After weighing the arguments, the court decided to maintain the status quo. 

The Supreme Court essentially reinstated the asset limits that were first put in place by the NCLT and then taken away by the NCLAT with its ruling on Wednesday. The directive to preserve the status quo applies to Nimmagadda Prasad, his daughter Swathi Gunupati Reddy, and his son-in-law Venkata Pranav Reddy Gunupati's personal assets in addition to the business assets of Matrix Pharmacorp and Tianish Laboratories. 

The Court is anticipated to consider whether the removal of limits by the NCLAT compromised the implementation of a legitimate foreign decree that is still pending in Indian courts at the next hearing, which is scheduled for December 15. 

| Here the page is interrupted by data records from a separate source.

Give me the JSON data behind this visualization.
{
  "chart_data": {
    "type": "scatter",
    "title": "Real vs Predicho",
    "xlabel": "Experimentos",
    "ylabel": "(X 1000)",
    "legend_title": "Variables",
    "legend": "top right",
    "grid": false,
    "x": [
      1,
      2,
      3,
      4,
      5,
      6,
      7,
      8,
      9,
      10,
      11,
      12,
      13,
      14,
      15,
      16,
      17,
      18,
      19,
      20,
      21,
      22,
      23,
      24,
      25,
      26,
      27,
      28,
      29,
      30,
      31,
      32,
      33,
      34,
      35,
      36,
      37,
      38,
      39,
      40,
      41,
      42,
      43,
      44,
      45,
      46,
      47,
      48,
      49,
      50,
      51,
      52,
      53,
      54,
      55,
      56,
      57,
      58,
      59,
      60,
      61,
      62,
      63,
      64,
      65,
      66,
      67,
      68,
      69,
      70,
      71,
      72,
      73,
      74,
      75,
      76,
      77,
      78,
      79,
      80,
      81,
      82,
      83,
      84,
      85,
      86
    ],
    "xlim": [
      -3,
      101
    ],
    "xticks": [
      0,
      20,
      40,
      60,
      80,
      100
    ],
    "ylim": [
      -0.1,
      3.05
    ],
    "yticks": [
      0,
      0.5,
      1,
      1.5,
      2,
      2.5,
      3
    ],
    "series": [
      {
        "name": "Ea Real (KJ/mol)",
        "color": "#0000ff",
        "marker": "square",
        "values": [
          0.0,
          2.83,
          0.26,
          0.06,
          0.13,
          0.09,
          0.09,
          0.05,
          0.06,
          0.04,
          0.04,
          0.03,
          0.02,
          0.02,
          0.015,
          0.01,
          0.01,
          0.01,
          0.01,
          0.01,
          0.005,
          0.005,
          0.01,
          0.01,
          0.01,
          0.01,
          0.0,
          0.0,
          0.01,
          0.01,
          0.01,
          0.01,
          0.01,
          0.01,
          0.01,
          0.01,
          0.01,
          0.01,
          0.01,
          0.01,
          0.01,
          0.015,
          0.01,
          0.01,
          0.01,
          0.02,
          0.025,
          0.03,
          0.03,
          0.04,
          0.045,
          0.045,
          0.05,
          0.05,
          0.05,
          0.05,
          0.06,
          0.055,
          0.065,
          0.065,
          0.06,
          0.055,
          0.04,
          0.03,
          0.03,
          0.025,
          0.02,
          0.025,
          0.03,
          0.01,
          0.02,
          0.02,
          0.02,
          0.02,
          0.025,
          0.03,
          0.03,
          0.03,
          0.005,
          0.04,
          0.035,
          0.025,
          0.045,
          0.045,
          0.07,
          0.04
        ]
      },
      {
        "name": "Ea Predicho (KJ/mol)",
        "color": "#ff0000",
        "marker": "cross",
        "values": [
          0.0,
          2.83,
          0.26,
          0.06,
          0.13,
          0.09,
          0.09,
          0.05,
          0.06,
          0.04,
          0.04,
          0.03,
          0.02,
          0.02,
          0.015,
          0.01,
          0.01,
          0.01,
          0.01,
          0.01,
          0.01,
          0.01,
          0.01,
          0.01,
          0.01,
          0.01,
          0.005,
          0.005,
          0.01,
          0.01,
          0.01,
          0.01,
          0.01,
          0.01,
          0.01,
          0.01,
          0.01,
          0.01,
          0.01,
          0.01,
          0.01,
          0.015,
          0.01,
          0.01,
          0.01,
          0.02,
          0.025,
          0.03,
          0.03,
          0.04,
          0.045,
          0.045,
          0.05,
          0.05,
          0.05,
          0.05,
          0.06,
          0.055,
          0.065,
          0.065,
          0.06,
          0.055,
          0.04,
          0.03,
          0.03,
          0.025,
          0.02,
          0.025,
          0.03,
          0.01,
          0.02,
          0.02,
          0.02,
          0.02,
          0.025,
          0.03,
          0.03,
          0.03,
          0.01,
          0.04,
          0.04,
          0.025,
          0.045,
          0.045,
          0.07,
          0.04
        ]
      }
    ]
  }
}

Senior Advocates Abhishek Manu Singhvi and K Vivek Reddy represented RAKIA, along with advocates Tanmay Gupta, Siddharth Seem, Rishab Gupta, Pival K Peddireddy, and Rishab Kapur. 
 


Senior lawyers Mukul Rohatgi, Niranjan Reddy, and Narendra Hooda represented Matrix Pharmacorp and Tianish Laboratories, while Cyril Amarchand Mangaldas's lawyers Saloni Kapadia, Aditi Thakur, Aishwarya Gupta, Indranil Deshmukh, Raunak Dhillon, Jeezan Riyaz, Shubh Sahai, and Yuvraj Nandal defended the latter.